The Quiet Piece: a journey toward my inner peace
June 12, 2024; Mannes School of Music; New York, NY; Sandbox Percussion
"Wow, it's been a long time since my last blog post."
Funny enough, that's exactly what I wrote last time in May 2024. And here we are, a year later, with a new one. I guess I'll just make one blog each year. Anyway, I recently got the recording of my latest work for percussion quartet, The Quiet Piece, commissioned and performed by the incredible Sandbox Percussion. And let me tell you, I cried my eyes out watching it.
From late 2023 through early 2025, my life felt unbearably desperate, mostly because of a bad relationship. Under the circumstances, I began questioning whether I should give up my music career, even though it has always been my greatest passion. Fortunately, the commission from Sandbox Percussion, through their Creator Mentorship Program, felt like a beam of light cutting through my darkest time. I had one job that year: write this goddamn percussion quartet. Honestly, at first it was mostly because they had already paid the deposit and I couldn’t bail on that. But I was grateful, deeply grateful, that this obligation forced me to finish the piece.
May 14, 2024; Mannes School of Music; New York, NY; Testing ideas with Sandbox Percussion
Sonority wise, The Quiet Piece doesn’t really fit into my current catalogue. As you might know, most of my works are fast and loud. This piece, however, has the simplest texture, a tonal chord progression, and above all a slow, slow, slow pacing. Why? Because I honestly thought this might be the last piece I would ever compose. I wasn’t sure I would keep writing music after this, so for once I felt I was truly writing music for myself. The world felt so noisy and chaotic, and I needed a quiet moment just for me—a moment to breathe and to cry. In that moment, I didn’t care what people in music school might say about my style, my techniques, or all the other things young composers get judged for. William Brittelle heard this piece and loved it. He said I should consider writing every piece as if it were my last, which I found quite funny to think about.
The whole piece is centered on one vibraphone technique: pitch bending, where one mallet strikes the note while the other presses the bar firmly to create a distorted sound. Sure, it’s overused in contemporary works, but I’m 99% sure no one has ever tried it with an entire group at once. The group pitch-bending sound reminds me of an old vinyl record player or of music played underwater. It is blurry and uncertain, and that is exactly the kind of effect I have come to appreciate over the years. Controlling unpredictability and uncertainty has always been a big part of my writing. In this piece, that idea appears not only in the pitch bending but also in the use of melodies on the slide whistle and a simple whistle. Neither can ever be played with the perfect accuracy of a piano, but that is what I love: the delicacy, the way the performers must approach the sound with extra care. That subtlety means so much to me.

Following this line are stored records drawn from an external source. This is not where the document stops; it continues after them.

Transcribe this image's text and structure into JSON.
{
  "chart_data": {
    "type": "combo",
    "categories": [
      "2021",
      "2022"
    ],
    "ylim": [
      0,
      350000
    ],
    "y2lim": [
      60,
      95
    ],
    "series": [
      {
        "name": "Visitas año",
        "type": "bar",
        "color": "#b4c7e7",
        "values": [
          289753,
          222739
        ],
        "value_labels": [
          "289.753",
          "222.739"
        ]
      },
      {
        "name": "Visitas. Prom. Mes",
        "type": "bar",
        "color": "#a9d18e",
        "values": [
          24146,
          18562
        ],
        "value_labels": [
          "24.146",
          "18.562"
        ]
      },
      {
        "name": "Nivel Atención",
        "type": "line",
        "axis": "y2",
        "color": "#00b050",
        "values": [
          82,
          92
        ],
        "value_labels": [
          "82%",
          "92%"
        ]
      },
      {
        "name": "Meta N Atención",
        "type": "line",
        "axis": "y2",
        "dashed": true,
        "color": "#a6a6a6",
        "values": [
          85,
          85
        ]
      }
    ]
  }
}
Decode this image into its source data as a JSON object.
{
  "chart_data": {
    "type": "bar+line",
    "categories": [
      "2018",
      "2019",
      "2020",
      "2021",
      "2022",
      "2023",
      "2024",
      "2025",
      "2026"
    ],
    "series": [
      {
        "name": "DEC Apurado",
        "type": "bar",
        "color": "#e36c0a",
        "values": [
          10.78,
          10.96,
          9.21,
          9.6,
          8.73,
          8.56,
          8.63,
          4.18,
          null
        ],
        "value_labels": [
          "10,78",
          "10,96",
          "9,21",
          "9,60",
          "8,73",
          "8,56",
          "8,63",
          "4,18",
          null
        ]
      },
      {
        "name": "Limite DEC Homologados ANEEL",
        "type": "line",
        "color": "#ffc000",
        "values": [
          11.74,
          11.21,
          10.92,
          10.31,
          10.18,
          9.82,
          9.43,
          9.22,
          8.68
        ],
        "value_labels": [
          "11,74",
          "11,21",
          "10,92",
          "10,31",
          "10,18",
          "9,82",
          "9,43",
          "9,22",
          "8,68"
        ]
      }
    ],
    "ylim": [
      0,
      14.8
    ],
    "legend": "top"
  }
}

2016; University of Macau; China; Metal Flower・Drum; My first percussion ensemble work
If you check the Instagram clips below, you’ll see our collaboration—the exchange of ideas and the creative process in action. I gave Sandbox Percussion an idea and a few notes, and then they began to improvise based on my instructions. In the end, I basically just notated what they improvised because it sounded so good. So I don’t really feel that I created this piece alone; it was a group effort, and they should also get credit. This kind of collaborative process also happened to me 10 years ago when I was composing my first percussion ensemble piece in China, Metal Flower・Drum, which was performed around 30 times and was just programmed again in Beijing a few days ago. I truly believe this is the best way to compose for percussionists, and that composers should work this way.
Even after I had everything I needed—the music, the idea, the technique—the most challenging part of writing this piece still hadn’t been figured out. It was choreographing the shifts between mallets and bows. In the first version, the setup was so awkward that Sandbox couldn’t move without bumping into each other. To fix this, I wrote some incomplete chords and unusual voicings to make those transitions more comfortable for the percussionists, though it still takes a lot of effort for them to coordinate. So even though it’s an easy piece to listen to, I’m sure the performers feel plenty of pressure, because it is virtuosic in a very different way.
June 10, 2024; Mannes School of Music; New York, NY; Score Follower
After finishing the piece, I went to New York for its premiere. I remember crying hard at the performance. To my surprise, I received many positive comments about the work and even sold several scores—something I never expected, since I honestly thought the piece would not be well received at all. One of my friends, who knew what I had gone through, told me she cried hard while listening because the pitch-bending sound reminded her of sobbing. That made perfect sense to me, even though I had not realized it myself before.
Okay, I think that’s enough for me to share. A big thanks to Ian, Victor, Jonny, and Terry for trusting me and offering me this commission. I’ve long been a fan of Sandbox Percussion, so I was incredibly grateful to work with them. Writing this piece genuinely changed my life, and I am deeply thankful to everyone who has helped me along the way, especially over the last two years, because I know I would not be who I am today without them. I used to be very ambitious and wanted my works to impact society. Looking back, I realize I was naive to think that way. But after this piece, I only hope that someone with a similar experience can understand me and find some relief in my music. That’s all I need now.